The Associated Press

German Chancellor Olaf Scholz sits in front of a camera as he delivers his speech for the Davos Agenda 2022, at the chancellery in Berlin, Germany, Wednesday, Jan. 19, 2022. The Davos Agenda, which takes place from Jan. 17 to Jan. 21, 2022, is an online edition of the annual Davos meeting of the World Economy Forum due to the coronavirus pandemic. (AP Photo/Markus Schreiber, Pool)

GENEVA -- New German Chancellor Olaf Scholz called Wednesday for a “paradigm shift” in the way the world approaches climate policy, saying his country would leverage its presidency of the Group of Seven industrial nations this year to push for standards to fight global warming.

Climate discussions have been a key theme this week at a World Economic Forum meeting, which is being held online after COVID-19 concerns delayed its annual gathering in Davos, Switzerland. It included a panel with U.S. special envoy on climate John Kerry and billionaire Bill Gates that featured ideas environmentalists and scientists have challenged: that innovations yet to be invented or used widely would help drastically reduce emissions.

Unlike events such as last year's U.N. climate conference in Glasgow, Scotland, the Davos meeting is more of a discussion of big ideas — not where concrete agreements are made on how to act. Critics regularly fault the Davos event, whose origins date to 1971, for hosting economic and political elites who voice high-minded but often empty goals that are deemed out of touch with the needs of regular people.

In an address, Scholz focused on ambitions by Germany and the wider European Union to fight climate change.

“Europe has decided to become the first carbon-neutral continent by 2050; Germany wants to reach that goal in 2045 already … a monumental task, but a task that we can and will master,” he said.

Scholz added that Germany will use its G-7 presidency to “turn that group into the nucleus of an international climate club."

“What we want to achieve is a paradigm shift in international climate policy. We will no longer wait for the slowest and least ambitious," he said. “Instead, we will lead by example, and we will turn climate action from a cost factor into competitive advantage by agreeing on joint minimum standards.”

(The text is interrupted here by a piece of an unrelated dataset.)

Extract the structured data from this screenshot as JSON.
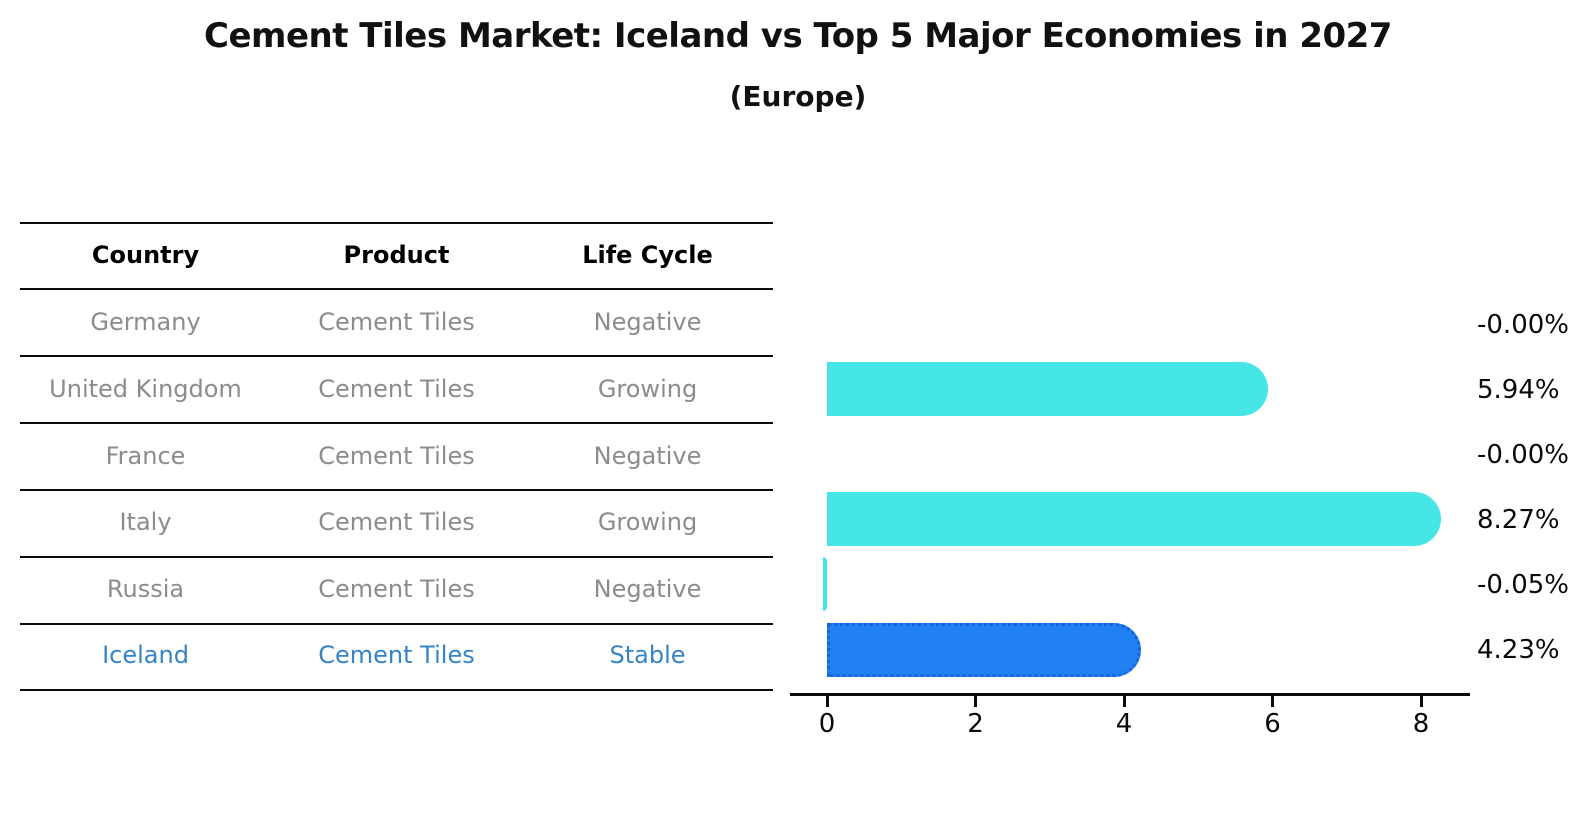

Scholz said the “climate club,” which he first announced months ago when he was finance minister, would be open to all countries.

Several groups of countries have similar goals, including the High Ambition Coalition that aims to achieve the strictest target in the Paris climate accord — limiting global warming to 1.5 degrees Celsius (2.7 Fahrenheit) by the end of the century compared with pre-industrial times.

Critics say such groups often include members with less-than-stellar climate records. Both Germany and the United States, for example, are not on track to meet their emission reduction goals and have pushed back against granting poor countries the kind of funding they seek to tackle climate change.

The targets Scholz suggested for the climate club — the 1.5-degree cap and climate neutrality by 2050 — are already part of or implied by the Paris accord. More significant, Scholz said the club could seek to achieve those goals “by pricing carbon and preventing carbon leakage.”

Those proposals are designed to prevent companies from shifting carbon-heavy industries to countries with less stringent emissions rules and putting nations like Germany at a competitive disadvantage.

While the idea has strong support within the European Union, whose members are used to negotiating compromise agreements for the common good, getting the U.S. and major developing countries such as China and India on board will be trickier.